Teradata developed the new QueryGrid Hadoop connectors with assistance from its Hadoop partner, Hortonworks. “Teradata pioneered integration with Hadoop and HCatalog with Aster SQL-H to empower customers to run advanced analytics directly on vast amounts of data stored in Hadoop,” Hortonworks CTO Ari Zilka says in a statement. “Now they are taking it to the next level with pushdown processing into Hadoop, leveraging the Hive performance improvements from Hortonworks’ Stinger initiative, delivering results at unprecedented speed and scale.”
In another Hadoop-ish development, Teradata is also opening itself up to JSON, the semi-structured format that’s become the de-facto standard for exchanging data on the Internet. The company previously supported Web logs and XML, but the support for JSON in
|JSON support features in Teradata 15|
Teradata 15 will really open up the potential uses in data warehouse, including storing and analyzing sensor data along with other data stored on the Teradata platform, says Alan Greenspan, the product marketing manager for the Teradata Database.
One of the advantages of processing JSON is the capability to perform query-on-reads, or late data binding, as opposed to the traditional early binding, or the query-on-write method used with traditional data types. “With JSON, the database can actually discover what data is there when you run your query,” Greenspan tells Datanami. “That gives you immense flexibility to use data that’s very dynamic, that’s changing over time, or that has new data elements, because you don’t have to change your database to accept it or start processing it.”
Teradata customers asked for JSON processing to support several specific use cases, including ecommerce vendors who want to analyze transactions, ATM manufacturers analyzing status updates, or car makers analyzing data from sensors embedded into cars. “All this is coming in via JSON, and enterprise analytics needs to be able to have the customer data that’s in the data warehouse along with the data from these devices and these transitions, and work with it all together,” Greenspan says. “So it’s really deep and broad integration within the same processing engine.
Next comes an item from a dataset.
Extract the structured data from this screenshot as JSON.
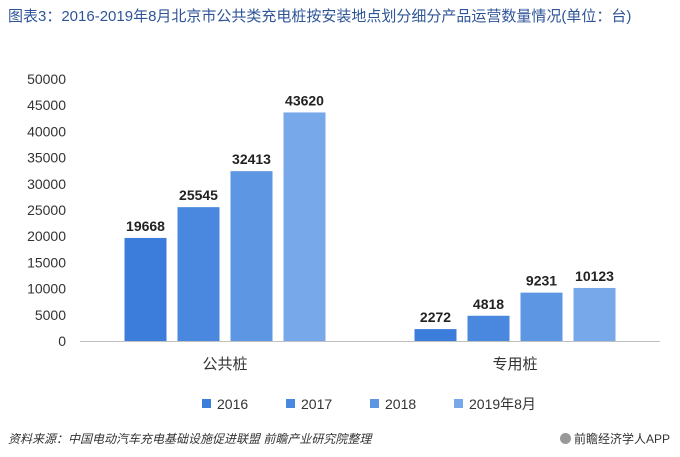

That’s what’s unique, versus going and getting a document database that just specializes and only does JSON data for transactions, or getting another database where they bolted on another engine to process JSON.”
From a competitive point of view, Teradata’s JSON support is interesting because it touches on both Hadoop and NoSQL. Companies are generating petabytes worth of JSON documents from applications running on NoSQL data stores, such as those from MongoDB and Couchbase, while in many cases they’re using MapReduce, Hive, Pig, Impala, or other data processing engines within Hadoop to analyze it for useful nuggets of information. (Some NoSQL database vendors also tout their capability to analyze JSON, but mostly they’re processing transactions.)
So while Teradata apparently has no qualms about accepting Hadoop into its Unified Data Architecture and giving it a supporting role for things that it’s good at—turning huge amounts of relatively unstructured data into smaller buckets of more structured data that can then be loaded into the Teradata warehouse–it is also incorporating one of Hadoop’s major workloads by adding a JSON engine to its enterprise data warehouse.
Teradata may say not-so-nice things about Hadoop publicly, but if you look at what the company is doing, it’s evolving its architecture into something that, if not a replica, at least somewhat resembles Hadoop and its concept of moving the compute to the data and picking the right analytical engine for the job. It still has its EDW at the top of logical heap, which is no surprise. But the dexterity Teradata is exhibiting and its willingness to accept the reality that people want to process some data in Hadoop (if not that Hadoop is better at some things that Teradata) is great news for existing customers.